By contrast, one interaction with a Christian couple was positively noteworthy and memorable. He wrote of a friendship with Mr. and Mrs. Spencer Walton. Walton was the head of the South Africa General Mission. The Spencers opened their home to Gandhi, and by all accounts practiced generous hospitality. Mr. Walton “placed his life as an open book before me, and let me watch all his movements.” He mentions this fact specifically: the couple never invited him to embrace Christianity. Yet their friendship kept alive his interest in religion at that time in his life. “We knew the fundamental differences between us. Any amount of discussion could not efface them. Yet even differences prove helpful where there are tolerance, charity, and truth.”

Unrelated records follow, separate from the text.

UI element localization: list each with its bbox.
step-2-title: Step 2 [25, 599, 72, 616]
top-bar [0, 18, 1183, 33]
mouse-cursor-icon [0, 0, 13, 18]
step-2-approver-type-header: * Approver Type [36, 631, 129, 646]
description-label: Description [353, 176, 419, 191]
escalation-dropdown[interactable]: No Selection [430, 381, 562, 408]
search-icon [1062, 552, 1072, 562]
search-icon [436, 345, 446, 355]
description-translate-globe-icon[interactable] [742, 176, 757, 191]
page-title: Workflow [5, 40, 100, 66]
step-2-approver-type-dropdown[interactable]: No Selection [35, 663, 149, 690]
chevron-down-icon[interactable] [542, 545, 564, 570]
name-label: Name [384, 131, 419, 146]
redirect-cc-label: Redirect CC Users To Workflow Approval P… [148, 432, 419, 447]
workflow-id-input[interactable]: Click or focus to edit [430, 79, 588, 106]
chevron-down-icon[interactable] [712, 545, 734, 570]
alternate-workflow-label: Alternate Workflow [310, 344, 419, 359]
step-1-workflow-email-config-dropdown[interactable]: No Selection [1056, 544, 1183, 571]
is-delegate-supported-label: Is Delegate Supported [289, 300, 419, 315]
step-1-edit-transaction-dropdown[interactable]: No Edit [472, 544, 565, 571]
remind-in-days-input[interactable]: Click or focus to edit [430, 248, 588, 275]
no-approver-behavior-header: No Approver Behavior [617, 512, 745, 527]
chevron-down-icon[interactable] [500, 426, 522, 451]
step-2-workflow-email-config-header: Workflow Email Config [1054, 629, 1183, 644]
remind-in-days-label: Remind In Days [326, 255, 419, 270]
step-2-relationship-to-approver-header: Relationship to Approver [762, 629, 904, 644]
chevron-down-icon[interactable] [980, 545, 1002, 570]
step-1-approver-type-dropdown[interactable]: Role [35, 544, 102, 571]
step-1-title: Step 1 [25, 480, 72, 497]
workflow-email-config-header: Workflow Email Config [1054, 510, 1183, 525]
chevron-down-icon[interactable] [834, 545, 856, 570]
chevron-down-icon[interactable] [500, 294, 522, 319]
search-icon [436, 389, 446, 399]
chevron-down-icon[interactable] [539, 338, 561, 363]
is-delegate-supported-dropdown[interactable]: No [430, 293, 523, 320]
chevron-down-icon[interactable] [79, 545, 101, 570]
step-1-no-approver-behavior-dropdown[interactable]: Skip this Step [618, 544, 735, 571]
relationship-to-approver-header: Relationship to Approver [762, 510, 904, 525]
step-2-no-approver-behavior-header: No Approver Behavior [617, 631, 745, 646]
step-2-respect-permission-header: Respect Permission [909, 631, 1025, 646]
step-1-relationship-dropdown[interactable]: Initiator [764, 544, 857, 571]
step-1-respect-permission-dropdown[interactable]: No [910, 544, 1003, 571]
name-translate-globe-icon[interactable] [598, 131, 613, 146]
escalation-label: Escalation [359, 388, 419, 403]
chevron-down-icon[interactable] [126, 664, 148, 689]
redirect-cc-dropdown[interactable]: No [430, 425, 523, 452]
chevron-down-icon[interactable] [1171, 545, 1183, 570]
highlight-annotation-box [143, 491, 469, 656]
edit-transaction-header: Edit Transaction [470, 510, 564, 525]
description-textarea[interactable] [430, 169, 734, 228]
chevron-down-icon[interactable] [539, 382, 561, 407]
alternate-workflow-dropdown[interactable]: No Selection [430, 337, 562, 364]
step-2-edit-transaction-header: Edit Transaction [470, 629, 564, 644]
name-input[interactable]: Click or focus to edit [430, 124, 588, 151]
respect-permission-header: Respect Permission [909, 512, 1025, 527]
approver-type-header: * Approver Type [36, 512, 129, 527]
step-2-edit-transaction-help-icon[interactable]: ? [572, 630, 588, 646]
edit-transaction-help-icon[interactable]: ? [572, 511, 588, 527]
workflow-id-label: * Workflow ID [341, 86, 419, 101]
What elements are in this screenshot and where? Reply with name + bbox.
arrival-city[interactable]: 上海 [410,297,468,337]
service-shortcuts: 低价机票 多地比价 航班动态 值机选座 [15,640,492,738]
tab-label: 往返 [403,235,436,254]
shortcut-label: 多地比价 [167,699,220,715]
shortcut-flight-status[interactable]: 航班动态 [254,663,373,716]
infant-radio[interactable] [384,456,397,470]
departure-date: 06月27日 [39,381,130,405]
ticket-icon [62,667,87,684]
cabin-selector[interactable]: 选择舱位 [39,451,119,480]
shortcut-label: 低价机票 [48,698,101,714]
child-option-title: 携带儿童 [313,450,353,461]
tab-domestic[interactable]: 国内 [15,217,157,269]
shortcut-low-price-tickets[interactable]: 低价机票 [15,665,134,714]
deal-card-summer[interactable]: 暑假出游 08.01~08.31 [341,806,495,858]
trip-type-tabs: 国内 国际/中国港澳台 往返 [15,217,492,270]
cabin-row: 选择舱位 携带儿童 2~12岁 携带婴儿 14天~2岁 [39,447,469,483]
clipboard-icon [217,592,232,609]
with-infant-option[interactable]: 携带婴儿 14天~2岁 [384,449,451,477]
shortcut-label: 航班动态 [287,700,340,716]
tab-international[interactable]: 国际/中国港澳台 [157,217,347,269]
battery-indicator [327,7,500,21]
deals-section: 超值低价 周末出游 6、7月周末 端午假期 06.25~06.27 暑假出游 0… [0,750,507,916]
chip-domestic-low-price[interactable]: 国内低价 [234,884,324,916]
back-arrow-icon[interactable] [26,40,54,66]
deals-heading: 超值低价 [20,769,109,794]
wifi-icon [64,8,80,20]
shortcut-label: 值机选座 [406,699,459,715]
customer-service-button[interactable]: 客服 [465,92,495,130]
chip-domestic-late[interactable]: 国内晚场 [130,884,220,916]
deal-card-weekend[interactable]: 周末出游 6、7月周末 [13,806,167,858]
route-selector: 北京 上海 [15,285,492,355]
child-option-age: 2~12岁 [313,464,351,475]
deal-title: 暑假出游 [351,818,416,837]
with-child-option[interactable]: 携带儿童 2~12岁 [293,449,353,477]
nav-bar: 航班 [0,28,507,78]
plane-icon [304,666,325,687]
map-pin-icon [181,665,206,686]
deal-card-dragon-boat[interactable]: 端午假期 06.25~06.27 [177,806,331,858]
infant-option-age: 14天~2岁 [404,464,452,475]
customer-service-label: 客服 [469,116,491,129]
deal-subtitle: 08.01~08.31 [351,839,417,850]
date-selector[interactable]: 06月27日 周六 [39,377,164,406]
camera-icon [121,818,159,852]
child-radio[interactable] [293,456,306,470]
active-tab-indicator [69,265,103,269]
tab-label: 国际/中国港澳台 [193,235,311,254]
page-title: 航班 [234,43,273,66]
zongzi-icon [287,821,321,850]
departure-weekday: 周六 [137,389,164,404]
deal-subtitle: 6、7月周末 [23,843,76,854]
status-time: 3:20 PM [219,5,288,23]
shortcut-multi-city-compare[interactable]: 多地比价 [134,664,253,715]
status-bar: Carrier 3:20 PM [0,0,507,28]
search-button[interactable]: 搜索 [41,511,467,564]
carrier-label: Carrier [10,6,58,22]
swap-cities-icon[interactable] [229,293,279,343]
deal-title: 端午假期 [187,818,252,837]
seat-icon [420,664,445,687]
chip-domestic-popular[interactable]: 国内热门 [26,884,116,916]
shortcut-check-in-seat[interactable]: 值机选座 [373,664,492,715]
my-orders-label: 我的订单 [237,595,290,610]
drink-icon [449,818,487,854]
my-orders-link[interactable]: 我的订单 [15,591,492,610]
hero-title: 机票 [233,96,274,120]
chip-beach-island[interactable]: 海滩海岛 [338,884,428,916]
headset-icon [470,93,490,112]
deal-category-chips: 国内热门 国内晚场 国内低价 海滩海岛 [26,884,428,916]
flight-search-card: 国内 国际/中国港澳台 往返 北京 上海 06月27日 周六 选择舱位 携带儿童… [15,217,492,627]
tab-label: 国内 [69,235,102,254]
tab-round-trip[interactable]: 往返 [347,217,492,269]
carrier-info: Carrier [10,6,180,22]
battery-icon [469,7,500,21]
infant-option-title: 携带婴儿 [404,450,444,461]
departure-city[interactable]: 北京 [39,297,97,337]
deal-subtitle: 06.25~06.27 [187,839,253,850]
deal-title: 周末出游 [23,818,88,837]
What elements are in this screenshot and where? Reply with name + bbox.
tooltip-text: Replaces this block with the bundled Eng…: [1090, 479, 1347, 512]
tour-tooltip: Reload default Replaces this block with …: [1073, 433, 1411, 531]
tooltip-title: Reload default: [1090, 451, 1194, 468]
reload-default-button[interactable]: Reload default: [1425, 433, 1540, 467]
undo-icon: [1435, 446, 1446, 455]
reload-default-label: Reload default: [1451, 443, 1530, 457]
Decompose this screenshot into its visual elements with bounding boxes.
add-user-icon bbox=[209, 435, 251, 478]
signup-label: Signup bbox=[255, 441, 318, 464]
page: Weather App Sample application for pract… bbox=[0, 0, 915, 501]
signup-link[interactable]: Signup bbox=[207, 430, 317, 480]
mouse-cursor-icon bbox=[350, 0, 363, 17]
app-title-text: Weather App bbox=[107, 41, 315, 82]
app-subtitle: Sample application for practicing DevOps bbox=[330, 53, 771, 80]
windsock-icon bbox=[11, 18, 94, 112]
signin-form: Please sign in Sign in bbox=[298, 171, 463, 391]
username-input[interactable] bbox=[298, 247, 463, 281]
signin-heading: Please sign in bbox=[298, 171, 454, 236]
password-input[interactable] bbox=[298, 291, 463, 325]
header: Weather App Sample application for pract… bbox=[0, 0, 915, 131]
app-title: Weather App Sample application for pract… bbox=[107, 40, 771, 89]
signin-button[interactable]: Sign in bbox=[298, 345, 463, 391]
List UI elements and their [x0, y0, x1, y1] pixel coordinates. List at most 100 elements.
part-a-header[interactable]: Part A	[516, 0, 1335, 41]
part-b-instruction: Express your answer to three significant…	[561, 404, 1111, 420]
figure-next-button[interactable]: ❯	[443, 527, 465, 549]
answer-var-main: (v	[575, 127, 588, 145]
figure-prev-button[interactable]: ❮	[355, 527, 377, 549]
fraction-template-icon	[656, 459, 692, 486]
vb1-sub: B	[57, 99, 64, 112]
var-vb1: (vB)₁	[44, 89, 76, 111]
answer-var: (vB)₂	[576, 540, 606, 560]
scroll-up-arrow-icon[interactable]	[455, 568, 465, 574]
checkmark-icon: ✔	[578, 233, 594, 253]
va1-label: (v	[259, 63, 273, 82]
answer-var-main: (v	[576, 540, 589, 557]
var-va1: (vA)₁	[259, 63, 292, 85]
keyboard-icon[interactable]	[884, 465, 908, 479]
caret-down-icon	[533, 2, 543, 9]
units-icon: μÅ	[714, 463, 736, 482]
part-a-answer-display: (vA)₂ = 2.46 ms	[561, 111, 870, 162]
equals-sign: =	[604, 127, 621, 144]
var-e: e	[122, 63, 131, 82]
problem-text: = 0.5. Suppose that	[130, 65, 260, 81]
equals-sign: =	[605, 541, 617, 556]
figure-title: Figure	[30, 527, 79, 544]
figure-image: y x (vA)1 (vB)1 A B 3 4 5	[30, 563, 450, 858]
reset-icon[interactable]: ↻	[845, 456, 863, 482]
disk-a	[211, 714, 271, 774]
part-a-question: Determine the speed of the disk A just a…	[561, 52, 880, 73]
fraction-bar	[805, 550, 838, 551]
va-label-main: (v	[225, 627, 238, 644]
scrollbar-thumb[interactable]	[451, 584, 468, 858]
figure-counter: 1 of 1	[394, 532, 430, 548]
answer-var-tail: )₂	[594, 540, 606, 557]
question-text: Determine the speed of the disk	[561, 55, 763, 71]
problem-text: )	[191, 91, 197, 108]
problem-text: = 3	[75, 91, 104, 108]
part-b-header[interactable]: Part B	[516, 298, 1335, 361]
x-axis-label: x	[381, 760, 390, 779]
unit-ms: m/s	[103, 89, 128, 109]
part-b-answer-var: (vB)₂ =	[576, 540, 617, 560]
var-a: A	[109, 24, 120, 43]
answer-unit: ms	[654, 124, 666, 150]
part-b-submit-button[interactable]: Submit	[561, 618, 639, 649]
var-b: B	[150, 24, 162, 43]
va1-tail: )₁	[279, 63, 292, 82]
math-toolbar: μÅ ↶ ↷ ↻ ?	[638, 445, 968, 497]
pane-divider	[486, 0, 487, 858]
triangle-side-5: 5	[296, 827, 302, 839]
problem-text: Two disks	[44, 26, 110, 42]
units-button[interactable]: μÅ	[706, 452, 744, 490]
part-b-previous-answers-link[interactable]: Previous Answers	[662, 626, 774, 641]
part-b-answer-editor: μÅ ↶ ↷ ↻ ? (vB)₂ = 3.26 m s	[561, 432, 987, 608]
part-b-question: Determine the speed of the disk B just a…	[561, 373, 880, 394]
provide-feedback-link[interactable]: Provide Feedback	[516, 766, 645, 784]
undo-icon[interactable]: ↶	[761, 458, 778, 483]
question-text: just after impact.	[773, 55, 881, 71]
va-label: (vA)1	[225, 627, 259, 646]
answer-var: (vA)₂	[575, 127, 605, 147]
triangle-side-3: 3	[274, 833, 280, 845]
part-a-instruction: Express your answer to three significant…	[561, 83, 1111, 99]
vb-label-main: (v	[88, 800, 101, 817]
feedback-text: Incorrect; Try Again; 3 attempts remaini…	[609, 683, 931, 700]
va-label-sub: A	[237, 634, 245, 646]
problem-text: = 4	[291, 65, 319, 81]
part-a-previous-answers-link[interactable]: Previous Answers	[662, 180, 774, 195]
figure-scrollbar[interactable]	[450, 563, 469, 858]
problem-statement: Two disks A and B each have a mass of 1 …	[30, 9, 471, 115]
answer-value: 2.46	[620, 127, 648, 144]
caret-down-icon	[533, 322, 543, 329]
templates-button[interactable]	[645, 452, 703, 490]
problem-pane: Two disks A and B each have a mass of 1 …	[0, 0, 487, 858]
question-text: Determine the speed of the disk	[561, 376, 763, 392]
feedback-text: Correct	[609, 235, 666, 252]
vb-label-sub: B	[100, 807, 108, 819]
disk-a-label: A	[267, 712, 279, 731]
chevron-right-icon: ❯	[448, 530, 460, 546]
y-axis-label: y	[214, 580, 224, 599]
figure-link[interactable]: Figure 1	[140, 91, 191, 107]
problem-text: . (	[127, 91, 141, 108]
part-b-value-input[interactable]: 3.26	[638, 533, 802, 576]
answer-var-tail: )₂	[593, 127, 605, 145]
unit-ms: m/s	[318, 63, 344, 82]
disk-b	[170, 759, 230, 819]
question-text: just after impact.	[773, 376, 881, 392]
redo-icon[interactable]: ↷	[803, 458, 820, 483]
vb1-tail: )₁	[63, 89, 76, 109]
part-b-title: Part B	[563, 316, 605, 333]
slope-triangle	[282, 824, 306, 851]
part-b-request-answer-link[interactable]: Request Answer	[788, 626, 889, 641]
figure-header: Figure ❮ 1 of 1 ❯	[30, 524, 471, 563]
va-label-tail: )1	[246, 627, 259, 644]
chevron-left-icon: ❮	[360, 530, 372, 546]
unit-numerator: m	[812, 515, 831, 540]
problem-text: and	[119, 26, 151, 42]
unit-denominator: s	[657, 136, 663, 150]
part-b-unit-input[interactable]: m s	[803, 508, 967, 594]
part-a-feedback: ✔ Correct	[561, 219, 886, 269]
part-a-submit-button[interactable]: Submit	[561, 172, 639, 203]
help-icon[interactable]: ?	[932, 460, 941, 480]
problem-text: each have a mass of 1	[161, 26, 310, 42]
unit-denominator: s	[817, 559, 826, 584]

Relational evangelism is not something new. Simplified to bare bones, it goes something like this: Befriend people who are not Christians (or not connected to the church). They will see your lifestyle and your relationship with Christ. They will want that for themselves and ask you about it. Then you can tell them about Jesus.
I certainly don’t mean to discount the fact that relational evangelism probably works. Heck, in many cases, the Kennedy approach “worked.” Yet it still feels manipulative. It feels like a hidden agenda. It feels like setting up a good thing — loving your neighbor — as the means to an end — getting someone converted.
What if we are just called to love people without an agenda? Just because it’s the right thing to do. Truth is, Jesus spoke often of loving the neighbor. But it wasn’t the means to something else. It was the end itself. If loving the neighbor is the means to anything, it’s the coming of the Kingdom of God, which is not something we do anyway; it’s always something God does. So if loving the neighbor is instrumental, we’ll leave that up to God, just as we do conversion. And in light of our Christian the dark legacy of Christianity in North America, maybe this is precisely the kind of evangelism that is needed, simply to love people. Period. That is the whole thing.
I’m not sure yet how that squares with the Great Commission of Matthew 28. But maybe at least in our context, we ought to give some serious attention to the Greater Commission, love God and love your neighbor. For a few hundred years. And then we’ll see if we’re in a better position for more aggressive proselytizing.